The talks will involve top officials from each country’s foreign and defense ministries, including Japan’s Deputy Foreign Minister Shinsuke Sugiyama, it said.
Tokyo and Beijing are at loggerheads over the sovereignty of uninhabited islands in the East China Sea, which Japan administers as the Senkakus, but which China claims as the Diaoyus.
Relations soured in 2012 when the Japanese government angered China by nationalizing some of the islands, and Beijing has refused most high-level talks with Tokyo since, including on building a maritime crisis-management mechanism.
But the two sides broke the ice in November when Japanese Prime Minister Shinzo Abe and Chinese President Xi Jinping had a frosty handshake on the sidelines of the Asia-Pacific Economic Cooperation forum.

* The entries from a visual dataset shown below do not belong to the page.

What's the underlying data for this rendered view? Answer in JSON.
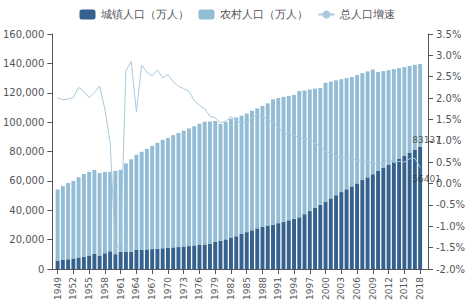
{
  "chart_data": {
    "type": "bar",
    "stacked": true,
    "grid": false,
    "legend": "top",
    "x": [
      1949,
      1950,
      1951,
      1952,
      1953,
      1954,
      1955,
      1956,
      1957,
      1958,
      1959,
      1960,
      1961,
      1962,
      1963,
      1964,
      1965,
      1966,
      1967,
      1968,
      1969,
      1970,
      1971,
      1972,
      1973,
      1974,
      1975,
      1976,
      1977,
      1978,
      1979,
      1980,
      1981,
      1982,
      1983,
      1984,
      1985,
      1986,
      1987,
      1988,
      1989,
      1990,
      1991,
      1992,
      1993,
      1994,
      1995,
      1996,
      1997,
      1998,
      1999,
      2000,
      2001,
      2002,
      2003,
      2004,
      2005,
      2006,
      2007,
      2008,
      2009,
      2010,
      2011,
      2012,
      2013,
      2014,
      2015,
      2016,
      2017,
      2018
    ],
    "xlim": [
      1948,
      2019.5
    ],
    "xticks": [
      1949,
      1952,
      1955,
      1958,
      1961,
      1964,
      1967,
      1970,
      1973,
      1976,
      1979,
      1982,
      1985,
      1988,
      1991,
      1994,
      1997,
      2000,
      2003,
      2006,
      2009,
      2012,
      2015,
      2018
    ],
    "ylim": [
      0,
      160000
    ],
    "yticks": [
      0,
      {
        "value": 20000,
        "label": "20,000"
      },
      {
        "value": 40000,
        "label": "40,000"
      },
      {
        "value": 60000,
        "label": "60,000"
      },
      {
        "value": 80000,
        "label": "80,000"
      },
      {
        "value": 100000,
        "label": "100,000"
      },
      {
        "value": 120000,
        "label": "120,000"
      },
      {
        "value": 140000,
        "label": "140,000"
      },
      {
        "value": 160000,
        "label": "160,000"
      }
    ],
    "y2lim": [
      -0.02,
      0.035
    ],
    "y2ticks": [
      {
        "value": -0.02,
        "label": "-2.0%"
      },
      {
        "value": -0.015,
        "label": "-1.5%"
      },
      {
        "value": -0.01,
        "label": "-1.0%"
      },
      {
        "value": -0.005,
        "label": "-0.5%"
      },
      {
        "value": 0.0,
        "label": "0.0%"
      },
      {
        "value": 0.005,
        "label": "0.5%"
      },
      {
        "value": 0.01,
        "label": "1.0%"
      },
      {
        "value": 0.015,
        "label": "1.5%"
      },
      {
        "value": 0.02,
        "label": "2.0%"
      },
      {
        "value": 0.025,
        "label": "2.5%"
      },
      {
        "value": 0.03,
        "label": "3.0%"
      },
      {
        "value": 0.035,
        "label": "3.5%"
      }
    ],
    "series": [
      {
        "name": "城镇人口（万人）",
        "type": "bar",
        "color": "#34618e",
        "values": [
          5765,
          6169,
          6632,
          7163,
          7826,
          8249,
          9195,
          10228,
          9205,
          10721,
          12073,
          10073,
          11659,
          11646,
          11646,
          12950,
          13045,
          13313,
          13548,
          13838,
          14124,
          14424,
          14711,
          14935,
          15345,
          15595,
          16030,
          16341,
          16669,
          17245,
          18495,
          19140,
          20171,
          21480,
          22274,
          24017,
          25094,
          26366,
          27674,
          28661,
          29651,
          30195,
          31203,
          32175,
          33173,
          34169,
          35174,
          37304,
          39449,
          41608,
          43748,
          45906,
          48064,
          50212,
          52376,
          54283,
          56212,
          58288,
          60633,
          62403,
          64512,
          66978,
          69079,
          71182,
          73111,
          74916,
          77116,
          79298,
          81347,
          83137
        ]
      },
      {
        "name": "农村人口（万人）",
        "type": "bar",
        "color": "#92bdd4",
        "values": [
          48402,
          50294,
          51867,
          52849,
          54630,
          56440,
          56901,
          57174,
          56170,
          55383,
          54131,
          56779,
          55837,
          60274,
          63031,
          64851,
          66756,
          68509,
          70253,
          72072,
          73837,
          74762,
          76394,
          77703,
          78863,
          80082,
          81143,
          82538,
          83619,
          83213,
          82270,
          79565,
          79901,
          80734,
          80850,
          80340,
          80757,
          81347,
          81626,
          82365,
          83138,
          85347,
          85181,
          84996,
          84683,
          84285,
          85947,
          84177,
          82786,
          81186,
          79483,
          80837,
          79563,
          78241,
          76851,
          75705,
          74544,
          73742,
          72750,
          72135,
          71288,
          67113,
          65656,
          64222,
          62961,
          61866,
          60346,
          58973,
          57661,
          56401
        ]
      },
      {
        "name": "总人口增速",
        "type": "line",
        "axis": "y2",
        "color": "#aac9dd",
        "values": [
          0.02,
          0.0196,
          0.0198,
          0.0201,
          0.0225,
          0.0216,
          0.0201,
          0.0213,
          0.0228,
          0.0174,
          0.0096,
          -0.0155,
          -0.0138,
          0.0263,
          0.0286,
          0.0168,
          0.0277,
          0.0261,
          0.0252,
          0.0266,
          0.0247,
          0.0255,
          0.0238,
          0.0228,
          0.0222,
          0.0216,
          0.0194,
          0.0183,
          0.0175,
          0.0157,
          0.0154,
          0.0142,
          0.0146,
          0.0156,
          0.0148,
          0.0141,
          0.0144,
          0.0153,
          0.0162,
          0.0157,
          0.015,
          0.0143,
          0.0132,
          0.0118,
          0.0117,
          0.0113,
          0.0107,
          0.0105,
          0.0104,
          0.0095,
          0.0088,
          0.0074,
          0.0072,
          0.0065,
          0.006,
          0.0059,
          0.0059,
          0.0053,
          0.0051,
          0.0051,
          0.0047,
          0.0047,
          0.0048,
          0.0057,
          0.0049,
          0.0052,
          0.005,
          0.0058,
          0.0059,
          0.0038
        ]
      }
    ],
    "annotations": [
      {
        "text": "56401",
        "x": 2016.5,
        "y": 58000,
        "color": "#333333"
      },
      {
        "text": "83137",
        "x": 2016.5,
        "y": 85000,
        "color": "#333333"
      }
    ]
  }
}
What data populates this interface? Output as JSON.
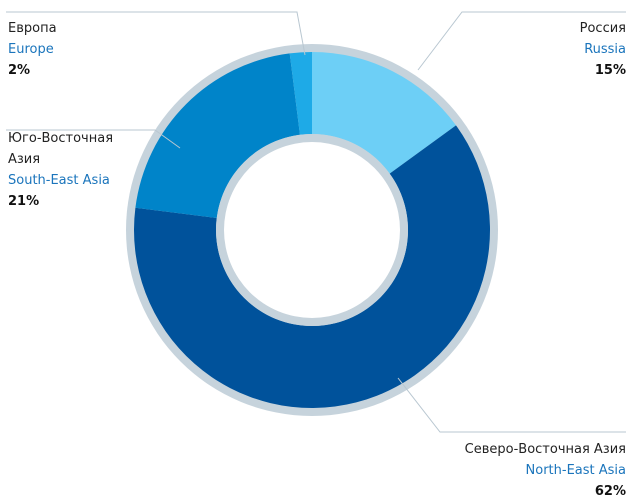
{
  "chart_data": {
    "type": "donut",
    "categories": [
      "Россия",
      "Северо-Восточная Азия",
      "Юго-Восточная Азия",
      "Европа"
    ],
    "categories_en": [
      "Russia",
      "North-East Asia",
      "South-East Asia",
      "Europe"
    ],
    "values": [
      15,
      62,
      21,
      2
    ],
    "value_labels": [
      "15%",
      "62%",
      "21%",
      "2%"
    ],
    "colors": [
      "#6dcff6",
      "#00529b",
      "#0084c9",
      "#1eaae7"
    ]
  }
}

Asked about the report, Japan’s Chief Cabinet Secretary Yoshihide Suga told reporters “there is nothing decided at this point.”
“It’s important that both countries exchange communications in various fields, as Japan and China are neighbors, whom the global community is watching closely,” he added.
Japan is expected to ask China to make its growing defense spending more transparent and explain the reasons behind its military expansion, Kyodo said.
Beijing will likely want to talk about moves by Abe to relax the restrictions on Japan’s military to allow it to come to the aid of allies under attack.